I agree with the sentiment expressed in this article, that people should encopurage "the development and enhancement of global competencies like self-efficacy, adaptability, attitudes towards immigrants, and openness to diversity." I think the five learning activities identified by the authors should have been much more precisely stated. For example, while volunteering is important, it needs to be, um, volunteer. Cultural diversity events should help learners see the world through another culture's perspective (and not through the lens of classwork or assigned reading). Discussions about world events are useful; shouting matches about world events are not. And conflict resolution is much more than simple collaboration; it is a skill in its own right and worth offering as a part of personal development programs.
I swear, I had flagged this for inclusion in the newsletter before reading all the way to the end of the post. What caught my eye was that it offered a look at the positive developments in the last decade of online learning, a welcome counterpoint to the doom and gloom we've heard from many pundits. What positive developments? Well we have cMOOCS and Connectivism, which if I may so humbly say, represented a big leap forward. We have web annotations (ok, they don't thrill me, but so what?). We have the renewed and welcome emphasis on equity and Inclusion in learning. We have data literacy (and I would add, increasing media literacy generally). We have open resources, domain of one's own, and microcredentials. That's a lot to add to the mix for one decade, and I, for one, am gratified to see the progress we as a discipline have made over the last decade.

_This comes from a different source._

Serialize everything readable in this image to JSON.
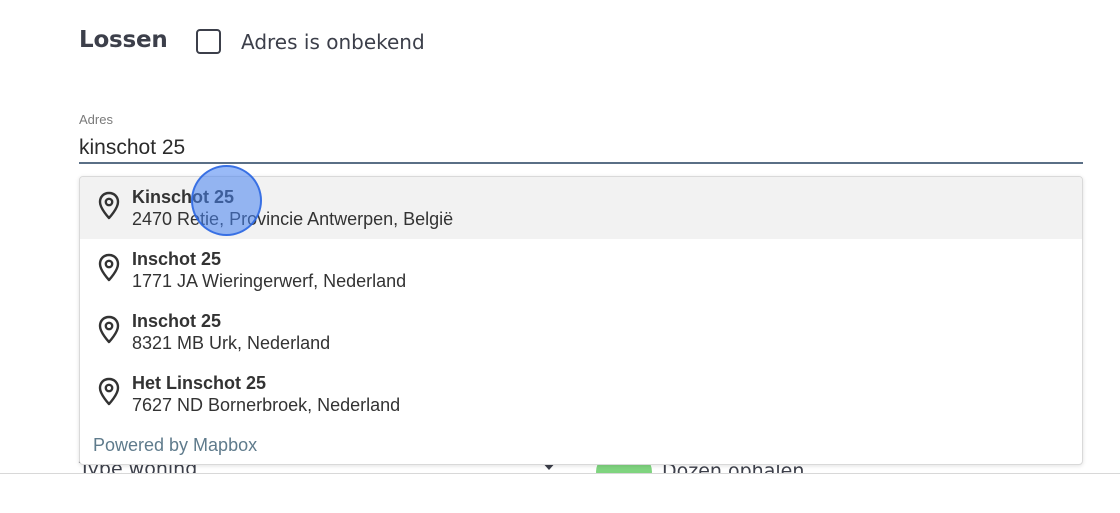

As this report (36 page PDF) states, "individuals in the workforce will need access to a learning system that will support them at different life stages, be easily accessed throughout their career, and be much more flexible." That's quite true. And I agree that " I agree that we will need "new pedagogical models, such as shorter-term or modular programs, stackable credentials or badges, modified and adaptable curriculum, and greater use of self-directed and online learning." But to align it with workforce needs would be a mistake. First of all, employers are much too short-sighted (and often backward looking) in their selection of learning priorities. Second, they are generally less interested in providing what the report calls 'durable' skills in favour of product- and application-specific technical skills. And third, many (if not most) people have interests that extend beyond their employment needs, and may or may not translate into a future career.

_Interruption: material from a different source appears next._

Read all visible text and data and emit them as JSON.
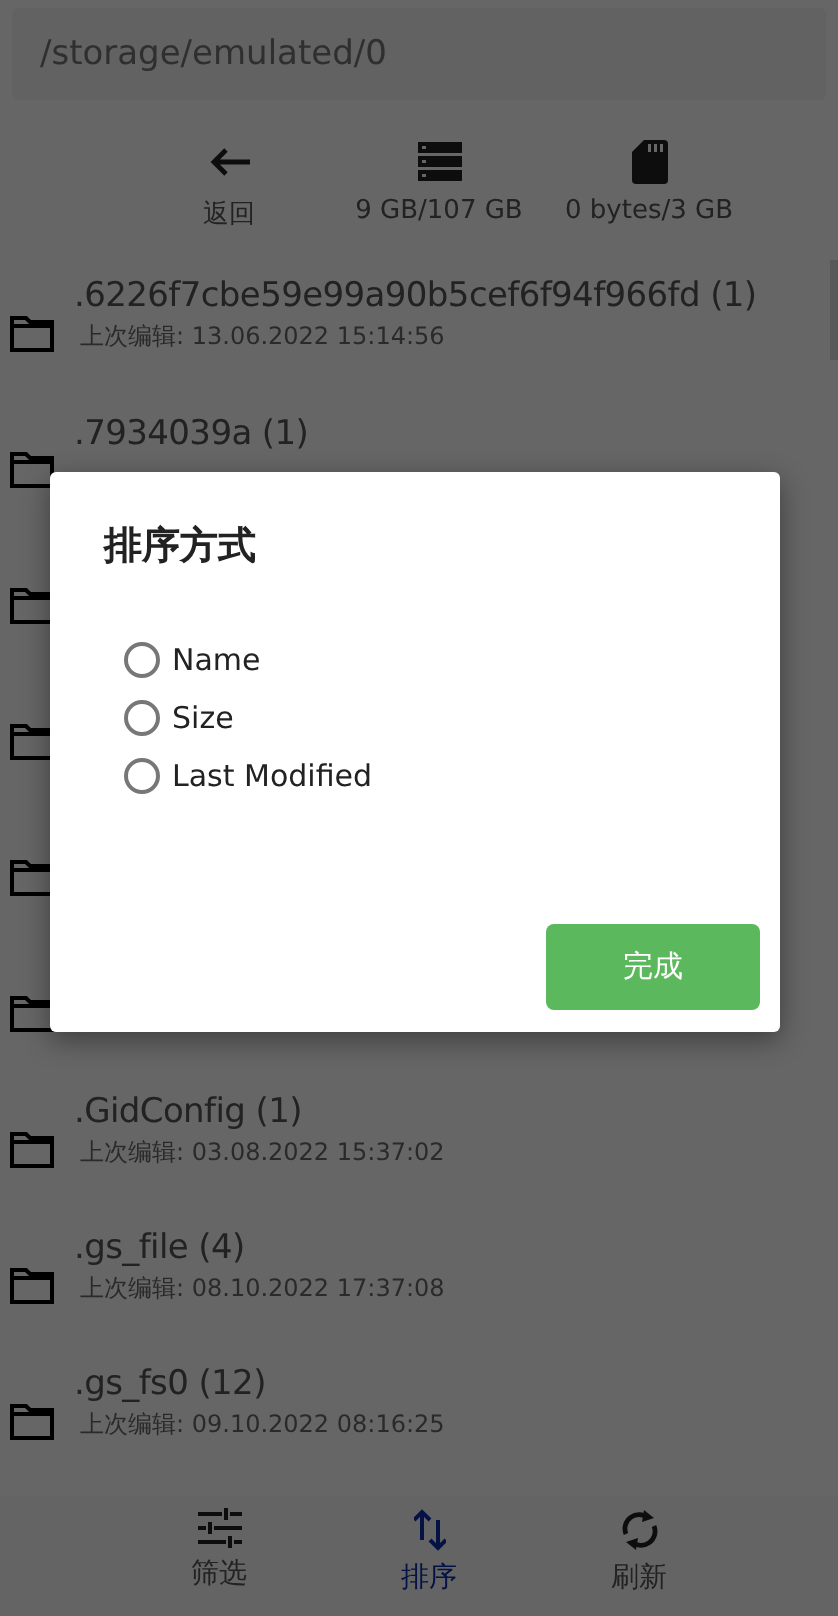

According to this article, " QBot – the learning community bot – is available as an opensource app on GitHub." Now to be clear, only the "Lite" version of QBot has been put into open source. Fleming argues, though, that "the core experience of QBot remains just as familiar and intuitive in the opensource version." And it's not really a chatbot. "Anyone in the team can tag QBot in a channel and ask a question. This then prompts QBot to notify the right tutor(s) – so that no question goes unanswered." Over time, however, QBot is supposed to learn the content from answers given, so it can answer immediately on its own.